Pubblicato il 18/06/2013 · Pubblicato in dibattito, internet, notizie

Svariate vicende hanno visto coinvolto Google News in relazione alla sua attività di indicizzazione delle notizie e al servizio di inserzione pubblicitaria AdSense ad esso correlata.

In Francia Google ha acconsentito a finanziare un fondo di sostegno all’editoria, di 60 milioni di euro. In Belgio si è pure raggiunto un accordo di collaborazione fra Google News e gli editori, grazie al quale sarà data visibilità ai contenuti editoriali mediante appositi servizi premium. La Germania, oltre ad avere ipotizzato una Google Tax, in occasione della recente riforma della legge sul diritto d’autore, ha consentito la ripresa di singole parole o frammenti di testo di piccole dimensioni. Una posizione decisamente di contrasto è stata invece assunta dagli editori brasiliani, che hanno scelto di uscire in toto dal sistema di indicizzazione di Google News.
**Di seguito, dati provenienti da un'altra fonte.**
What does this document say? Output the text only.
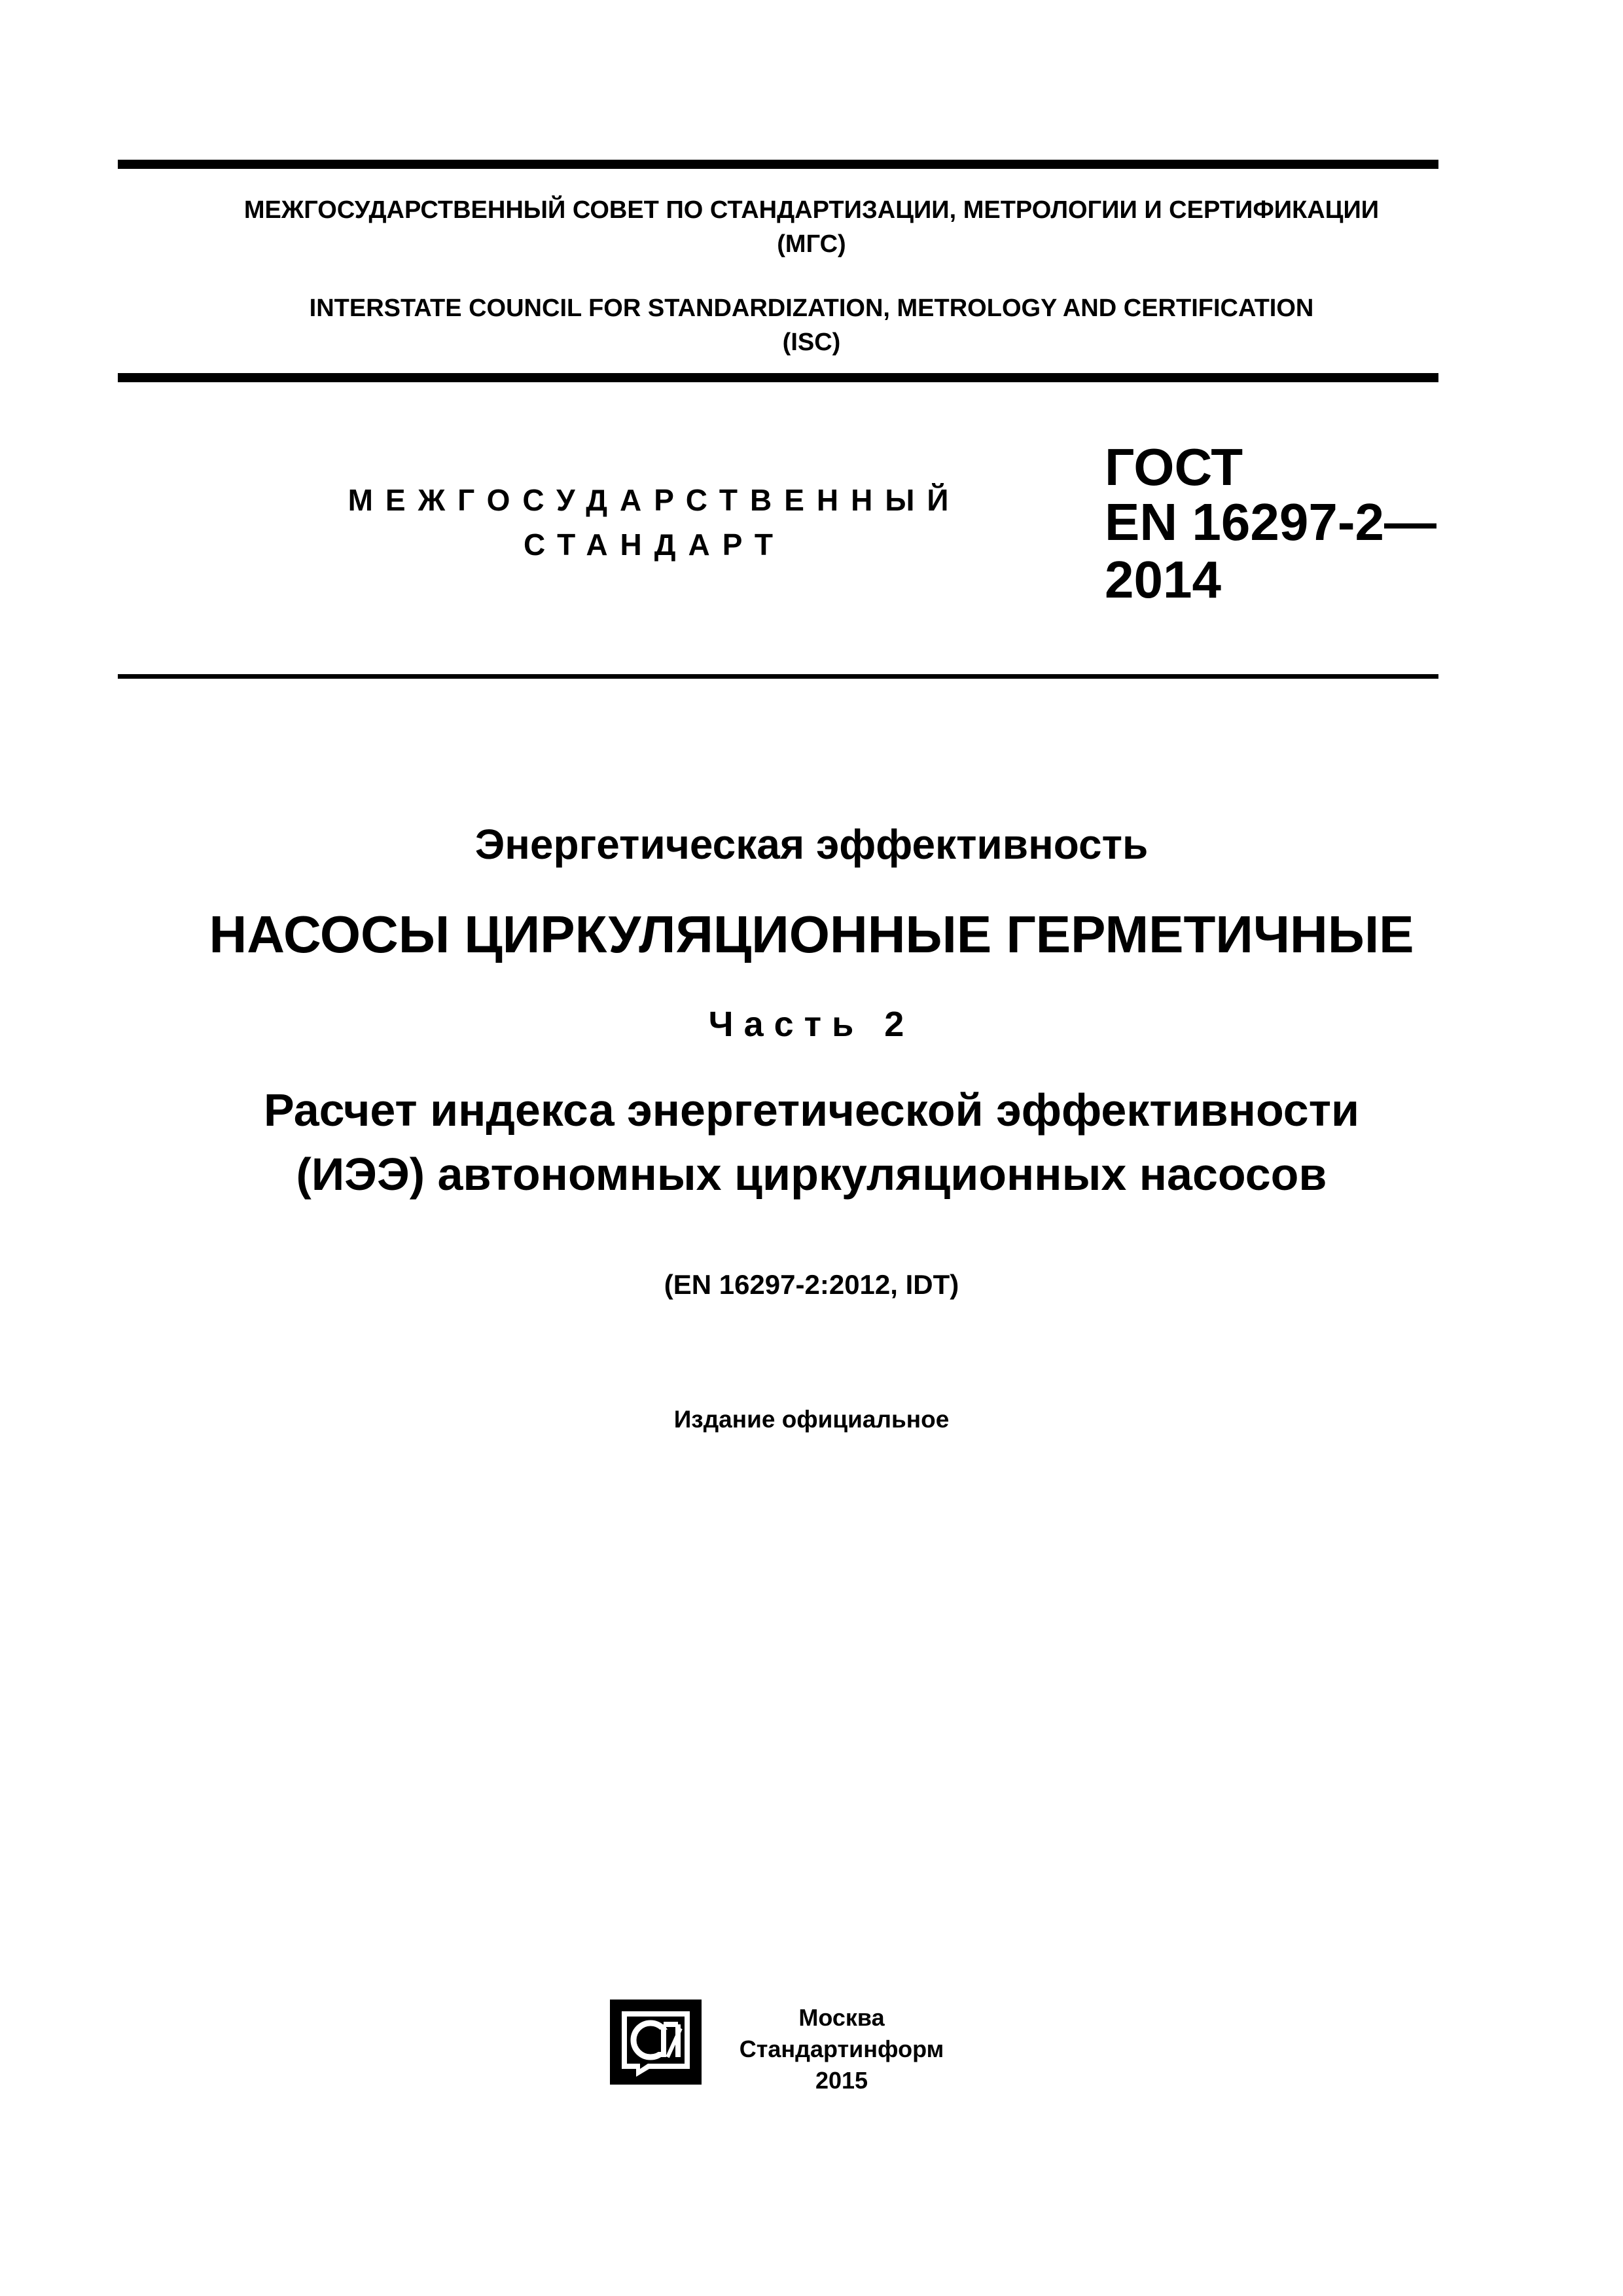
МЕЖГОСУДАРСТВЕННЫЙ СОВЕТ ПО СТАНДАРТИЗАЦИИ, МЕТРОЛОГИИ И СЕРТИФИКАЦИИ
(МГС)
INTERSTATE COUNCIL FOR STANDARDIZATION, METROLOGY AND CERTIFICATION
(ISC)
МЕЖГОСУДАРСТВЕННЫЙ
СТАНДАРТ
ГОСТ
EN 16297-2—
2014
Энергетическая эффективность
НАСОСЫ ЦИРКУЛЯЦИОННЫЕ ГЕРМЕТИЧНЫЕ
Часть 2
Расчет индекса энергетической эффективности
(ИЭЭ) автономных циркуляционных насосов
(EN 16297-2:2012, IDT)
Издание официальное
Москва
Стандартинформ
2015
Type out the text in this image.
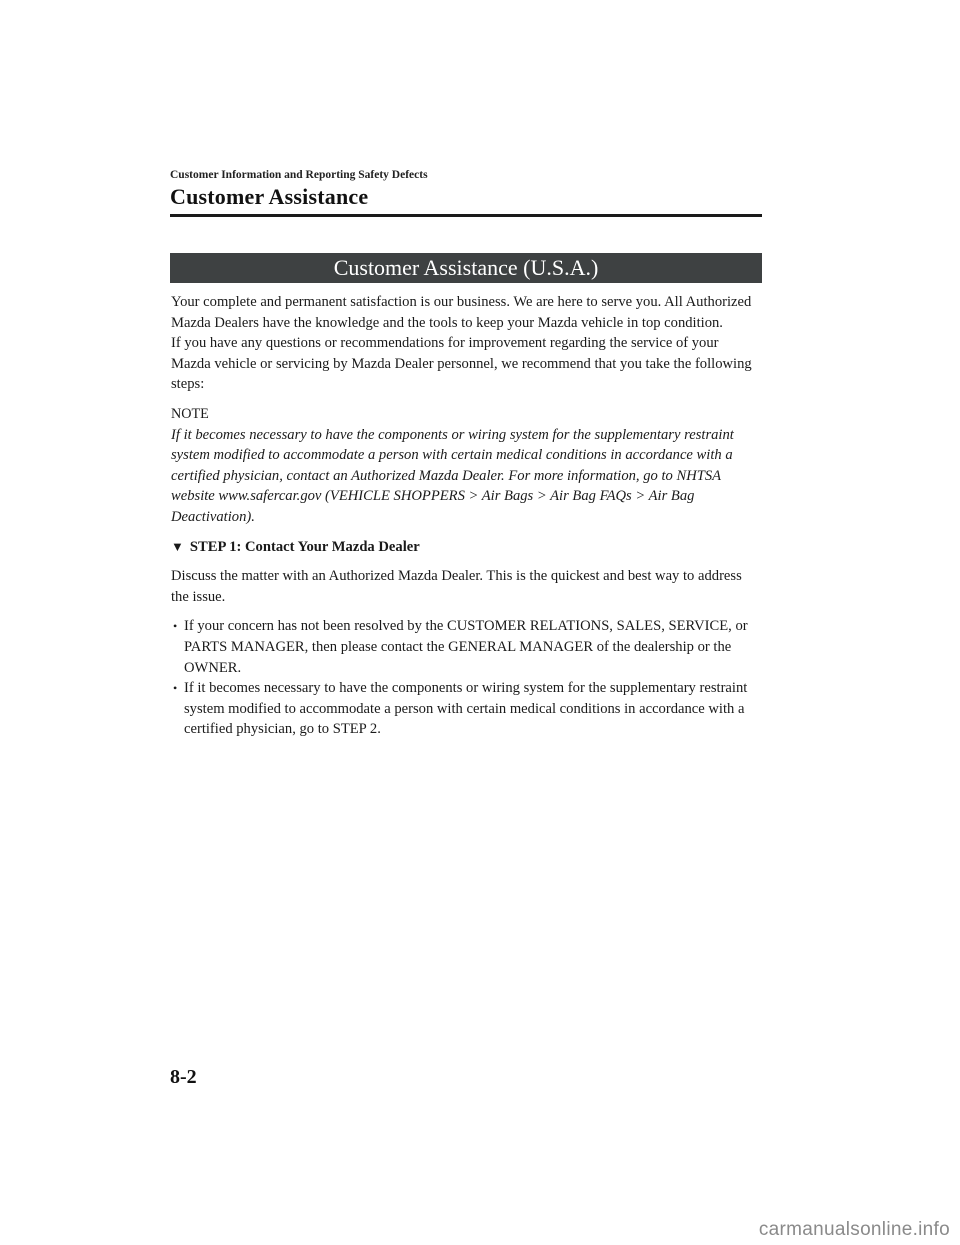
Customer Information and Reporting Safety Defects
Customer Assistance
Customer Assistance (U.S.A.)

Your complete and permanent satisfaction is our business. We are here to serve you. All Authorized Mazda Dealers have the knowledge and the tools to keep your Mazda vehicle in top condition.
If you have any questions or recommendations for improvement regarding the service of your Mazda vehicle or servicing by Mazda Dealer personnel, we recommend that you take the following steps:

NOTE

If it becomes necessary to have the components or wiring system for the supplementary restraint system modified to accommodate a person with certain medical conditions in accordance with a certified physician, contact an Authorized Mazda Dealer. For more information, go to NHTSA website www.safercar.gov (VEHICLE SHOPPERS > Air Bags > Air Bag FAQs > Air Bag Deactivation).

▼ STEP 1: Contact Your Mazda Dealer

Discuss the matter with an Authorized Mazda Dealer. This is the quickest and best way to address the issue.

• If your concern has not been resolved by the CUSTOMER RELATIONS, SALES, SERVICE, or PARTS MANAGER, then please contact the GENERAL MANAGER of the dealership or the OWNER.
• If it becomes necessary to have the components or wiring system for the supplementary restraint system modified to accommodate a person with certain medical conditions in accordance with a certified physician, go to STEP 2.
8-2
carmanualsonline.info
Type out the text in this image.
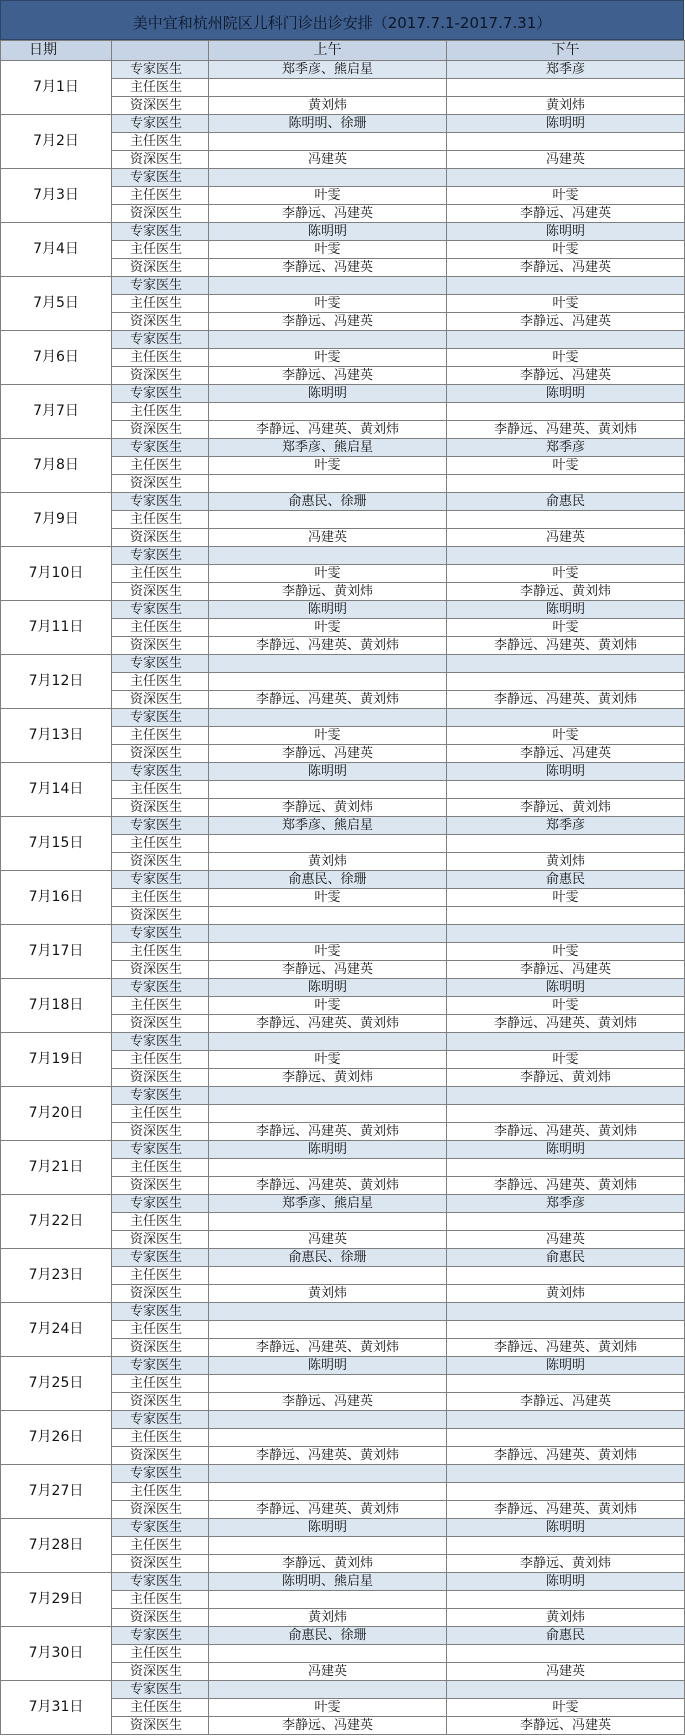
美中宜和杭州院区儿科门诊出诊安排（2017.7.1-2017.7.31）
日期		上午	下午
7月1日	专家医生	郑季彦、熊启星	郑季彦
	主任医生		
	资深医生	黄刘炜	黄刘炜
7月2日	专家医生	陈明明、徐珊	陈明明
	主任医生		
	资深医生	冯建英	冯建英
7月3日	专家医生		
	主任医生	叶雯	叶雯
	资深医生	李静远、冯建英	李静远、冯建英
7月4日	专家医生	陈明明	陈明明
	主任医生	叶雯	叶雯
	资深医生	李静远、冯建英	李静远、冯建英
7月5日	专家医生		
	主任医生	叶雯	叶雯
	资深医生	李静远、冯建英	李静远、冯建英
7月6日	专家医生		
	主任医生	叶雯	叶雯
	资深医生	李静远、冯建英	李静远、冯建英
7月7日	专家医生	陈明明	陈明明
	主任医生		
	资深医生	李静远、冯建英、黄刘炜	李静远、冯建英、黄刘炜
7月8日	专家医生	郑季彦、熊启星	郑季彦
	主任医生	叶雯	叶雯
	资深医生		
7月9日	专家医生	俞惠民、徐珊	俞惠民
	主任医生		
	资深医生	冯建英	冯建英
7月10日	专家医生		
	主任医生	叶雯	叶雯
	资深医生	李静远、黄刘炜	李静远、黄刘炜
7月11日	专家医生	陈明明	陈明明
	主任医生	叶雯	叶雯
	资深医生	李静远、冯建英、黄刘炜	李静远、冯建英、黄刘炜
7月12日	专家医生		
	主任医生		
	资深医生	李静远、冯建英、黄刘炜	李静远、冯建英、黄刘炜
7月13日	专家医生		
	主任医生	叶雯	叶雯
	资深医生	李静远、冯建英	李静远、冯建英
7月14日	专家医生	陈明明	陈明明
	主任医生		
	资深医生	李静远、黄刘炜	李静远、黄刘炜
7月15日	专家医生	郑季彦、熊启星	郑季彦
	主任医生		
	资深医生	黄刘炜	黄刘炜
7月16日	专家医生	俞惠民、徐珊	俞惠民
	主任医生	叶雯	叶雯
	资深医生		
7月17日	专家医生		
	主任医生	叶雯	叶雯
	资深医生	李静远、冯建英	李静远、冯建英
7月18日	专家医生	陈明明	陈明明
	主任医生	叶雯	叶雯
	资深医生	李静远、冯建英、黄刘炜	李静远、冯建英、黄刘炜
7月19日	专家医生		
	主任医生	叶雯	叶雯
	资深医生	李静远、黄刘炜	李静远、黄刘炜
7月20日	专家医生		
	主任医生		
	资深医生	李静远、冯建英、黄刘炜	李静远、冯建英、黄刘炜
7月21日	专家医生	陈明明	陈明明
	主任医生		
	资深医生	李静远、冯建英、黄刘炜	李静远、冯建英、黄刘炜
7月22日	专家医生	郑季彦、熊启星	郑季彦
	主任医生		
	资深医生	冯建英	冯建英
7月23日	专家医生	俞惠民、徐珊	俞惠民
	主任医生		
	资深医生	黄刘炜	黄刘炜
7月24日	专家医生		
	主任医生		
	资深医生	李静远、冯建英、黄刘炜	李静远、冯建英、黄刘炜
7月25日	专家医生	陈明明	陈明明
	主任医生		
	资深医生	李静远、冯建英	李静远、冯建英
7月26日	专家医生		
	主任医生		
	资深医生	李静远、冯建英、黄刘炜	李静远、冯建英、黄刘炜
7月27日	专家医生		
	主任医生		
	资深医生	李静远、冯建英、黄刘炜	李静远、冯建英、黄刘炜
7月28日	专家医生	陈明明	陈明明
	主任医生		
	资深医生	李静远、黄刘炜	李静远、黄刘炜
7月29日	专家医生	陈明明、熊启星	陈明明
	主任医生		
	资深医生	黄刘炜	黄刘炜
7月30日	专家医生	俞惠民、徐珊	俞惠民
	主任医生		
	资深医生	冯建英	冯建英
7月31日	专家医生		
	主任医生	叶雯	叶雯
	资深医生	李静远、冯建英	李静远、冯建英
Nei vari paesi si stanno ricercando necessari equilibri, in modo di bilanciare da un lato i vantaggi economici di cui gode Google attraverso i servizi promozionali offerti in parallelo a Google News e, dall’altro lato, i benefici che derivano dal sistema di indicizzazione stesso, in termini di visibilità e facilità di selezione dei contenuti di interesse.

Nello stesso tempo, al di là dei rapporti fra i soggetti coinvolti, che si ritrovano in una relazione di inevitabile simbiosi fra loro, il tema che sta emergendo è anche legato a come e se compensare questo peculiare diritto di utilizzazione dei contenuti editoriali, sul cui profilo patrimoniale sembra essersi focalizzata l’attenzione delle associazioni degli editori.

Da un lato, la ripresa di brevi estratti di testo, potrebbe essere considerata in linea teorica un’utilizzazione libera. Ma i risvolti profittevoli di AdSense sembrano connotare diversamente questa attività di indicizzazione, così da far sorgere richieste di compensazione economica ulteriori, non lontane da quelle che il nostro sistema qualifica come “diritto a compenso” o come royalties legate a licenze di sfruttamento di diritti patrimoniali d’autore.

E – volendo andare oltre – se davvero di diritto a compenso o di royalties si dovesse parlare, il tema che pure si sta profilando all’orizzonte è quello legato ai criteri di ripartizione di tali fees agli autori dei contenuti indicizzati o agli editori. E forse, da questo punto di vista, sarebbe proprio Google ad avere la disponibilità degli strumenti di misurazione utili ad offrire delle risposte.

Proprio gli algoritmi di Google News potrebbero infatti essere i misuratori privilegiati delle ipotizzate retribuzioni degli autori o editori, secondo un criterio premiale basato sull’effettiva indicizzazione e visibilità raggiunta attraverso il web.